7. Ceza Dairesi 2015/14785 E. , 2015/17561 K.
"İçtihat Metni"5607 sayılı Kaçakçılıkla Mücadele Kanunu’na muhalefet suçundan sanık ... ’ün, anılan Kanun’un 3/5, 3/10, 5237 sayılı Türk Ceza Kanunu"nun 62/1 ve 52. maddeleri uyarınca 2 yıl 6 ay hapis ve 80,00 Türk lirası adlî para cezaları ile cezalandırılmasına dair İstanbul 57. Asliye Ceza Mahkemesinin 10/12/2014 tarihli ve 2013/1380 esas, 2014/922 sayılı kararı ile adı geçen sanığın, anılan Kanun’un 3/5, 3/10, 5237 sayılı Kanun"un 62/1 ve 52. maddeleri uyarınca 2 yıl 6 ay hapis ve 80,00 Türk lirası adlî para cezaları ile cezalandırılmasına dair İstanbul 57. Asliye Ceza Mahkemesinin 28/11/2014 tarihli ve 2014/71 esas, 2014/858 sayılı kararı aleyhine Yüksek Adalet Bakanlığından verilen 28.04.2015 gün ve 27814 sayılı kanun yararına bozma istemini içeren dava dosyası Yargıtay Cumhuriyet Başsavcılığının 11.05.2015 gün ve KYB. 2015-156620 sayılı ihbarnamesi ile daireye verilmekle okundu.
Mezkür ihbarnamede;
Dosya kapsamına göre; Yargıtay 7. Ceza Dairesinin 01/03/2011 tarihli ve 2010/12041 esas, 2011/2181 sayılı ilamında da “Yargıtay CGK"nun 20.04.1999 gün ve 1999/61-74 sayılı Kararında belirtildiği gibi aynı suç işleme kararının varlığı, olaysal olarak suçun işlenmesindeki özellikler suçun işleniş biçimi, fiillerin işlendikleri yer ve işlenme zamanı, fiiller arasında geçen süre, mağdurların farklı olup olmadıkları, ihlal edilen değer ve yarar ile korunan değer ve yarar, olayların oluşum ve gelişimi ile tüm özellikleri değerlendirilerek belirlenecektir.
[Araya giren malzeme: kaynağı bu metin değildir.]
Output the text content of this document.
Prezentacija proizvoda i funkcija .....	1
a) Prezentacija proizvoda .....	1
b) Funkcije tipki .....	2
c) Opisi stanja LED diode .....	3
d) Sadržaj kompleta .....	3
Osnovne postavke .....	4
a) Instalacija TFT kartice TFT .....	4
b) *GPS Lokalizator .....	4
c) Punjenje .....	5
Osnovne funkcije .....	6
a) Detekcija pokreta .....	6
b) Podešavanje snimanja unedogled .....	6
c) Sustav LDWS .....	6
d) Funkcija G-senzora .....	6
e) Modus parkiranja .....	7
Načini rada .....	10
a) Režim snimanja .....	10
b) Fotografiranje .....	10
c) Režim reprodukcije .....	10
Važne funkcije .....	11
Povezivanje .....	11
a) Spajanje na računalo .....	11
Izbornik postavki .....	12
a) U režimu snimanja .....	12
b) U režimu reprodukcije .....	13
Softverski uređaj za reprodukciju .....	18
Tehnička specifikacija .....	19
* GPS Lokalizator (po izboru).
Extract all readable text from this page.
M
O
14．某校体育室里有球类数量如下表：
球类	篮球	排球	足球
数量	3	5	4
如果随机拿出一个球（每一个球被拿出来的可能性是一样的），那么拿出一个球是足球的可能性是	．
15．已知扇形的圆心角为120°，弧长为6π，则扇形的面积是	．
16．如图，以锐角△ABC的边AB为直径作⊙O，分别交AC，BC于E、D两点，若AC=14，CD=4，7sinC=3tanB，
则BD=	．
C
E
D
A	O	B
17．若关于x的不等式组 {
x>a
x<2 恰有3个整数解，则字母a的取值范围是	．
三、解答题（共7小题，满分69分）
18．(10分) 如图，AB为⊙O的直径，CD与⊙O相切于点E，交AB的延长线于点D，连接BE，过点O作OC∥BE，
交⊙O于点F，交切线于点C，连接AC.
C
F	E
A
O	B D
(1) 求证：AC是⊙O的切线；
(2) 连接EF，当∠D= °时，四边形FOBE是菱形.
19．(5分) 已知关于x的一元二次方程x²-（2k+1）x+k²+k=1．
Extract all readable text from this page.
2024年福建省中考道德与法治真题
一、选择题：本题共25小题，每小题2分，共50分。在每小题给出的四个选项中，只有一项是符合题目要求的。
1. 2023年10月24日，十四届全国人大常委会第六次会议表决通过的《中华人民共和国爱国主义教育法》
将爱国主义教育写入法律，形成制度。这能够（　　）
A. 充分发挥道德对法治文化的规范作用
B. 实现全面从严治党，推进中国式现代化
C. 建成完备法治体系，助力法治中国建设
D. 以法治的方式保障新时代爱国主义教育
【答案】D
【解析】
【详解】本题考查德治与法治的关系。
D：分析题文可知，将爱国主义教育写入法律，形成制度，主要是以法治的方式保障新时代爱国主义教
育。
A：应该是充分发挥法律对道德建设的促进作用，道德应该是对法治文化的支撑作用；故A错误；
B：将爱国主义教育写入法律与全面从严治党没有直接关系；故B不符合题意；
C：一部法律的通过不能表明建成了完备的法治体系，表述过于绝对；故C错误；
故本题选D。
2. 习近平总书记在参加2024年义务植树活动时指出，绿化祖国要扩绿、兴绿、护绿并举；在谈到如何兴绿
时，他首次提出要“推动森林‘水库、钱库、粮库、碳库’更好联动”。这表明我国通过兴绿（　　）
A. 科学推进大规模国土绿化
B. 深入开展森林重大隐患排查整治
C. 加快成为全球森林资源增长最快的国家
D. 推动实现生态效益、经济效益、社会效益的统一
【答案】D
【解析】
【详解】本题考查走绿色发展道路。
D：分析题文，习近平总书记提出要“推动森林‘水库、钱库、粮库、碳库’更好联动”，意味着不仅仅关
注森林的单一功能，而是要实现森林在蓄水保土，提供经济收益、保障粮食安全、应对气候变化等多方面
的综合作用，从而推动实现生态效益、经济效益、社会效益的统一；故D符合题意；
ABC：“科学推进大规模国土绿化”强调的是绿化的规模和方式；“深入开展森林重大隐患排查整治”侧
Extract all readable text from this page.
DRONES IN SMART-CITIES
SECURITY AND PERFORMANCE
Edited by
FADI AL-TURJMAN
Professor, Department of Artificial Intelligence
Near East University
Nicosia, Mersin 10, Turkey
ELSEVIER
Önceki ve sonraki eylemler arasında sübjektif bir bağlantı, aynı suç işleme kararı bulunduğunu gösterir. Sanığın 2006-2008 yılları arasında aynı bankanın iki ayrı şubesinde görevli iken gerçekleştirdiği eylemlerinin en sonuncusu 08.02.2008 tarihli olup, her iki davaya ait iddianamelerin de bu tarihten sonra düzenlendiği ve böylece dava konusu eylemler arasında hukuki bir kesintinin de söz konusu bulunmadığı, eylemlerinin zincirleme biçimde zimmet suçunu oluşturabileceği de gözetilerek, her iki dosyanın birleştirilip sonucuna göre sanığın hukuki durumunun değerlendirilmesi gerektiği gözetilmeden yazılı şekilde hüküm tesisi... hükmün bozulmasına” şeklinde belirtildiği üzere, sanığın 11/09/2013 tarihinde İstanbul ... Caddesi üzerinde kaçak olarak sigara satma eylemini müteakip, 12/09/2013 tarihinde de aynı eylemi işlediği, sanığın aynı suç işleme kararıyla hareket ettiği, her iki davaya ait iddianamelerinde suç tarihlerinden sonra düzenlendiği, böylece sanığın eylemleri arasında hukuki kesintinin meydana gelmediği, her iki dosyanın birleştirilerek zincirleme suç hükümlerine göre karar verilmesi gerektiği gözetilmeden, sanığın ayrı ayrı cezalandırılmasına karar verilmesinde isabet görülmemiş ve 5271 sayılı Ceza Muhakemesi Kanununun 309. maddesi uyarınca anılan kararın bozulması lüzumu kanun yararına bozmaya atfen ihbar olunmuş bulunmakla Türk Milleti adına gereği görüşülüp düşünüldü;
Yargıtay Cumhuriyet Başsavcılığının kanun yararına bozma istemine dayanan ihbarname içeriği yerinde görüldüğünden İstanbul 57. Asliye Ceza Mahkemesi"nin 10.12.2014 gün ve 2013/1380 Esas, 2014/922 sayılı kararı ile İstanbul 57. Asliye Ceza Mahkemesi"nin 28/11/2014 gün ve 2014/71 Esas, 2014/858 sayılı kararının CMK.nın 309. maddesi uyarınca BOZULMASINA, müteakip işlemlerin mahallinde mahkemesince yapılmasına, 25.06.2012 günü oybirliğiyle karar verildi.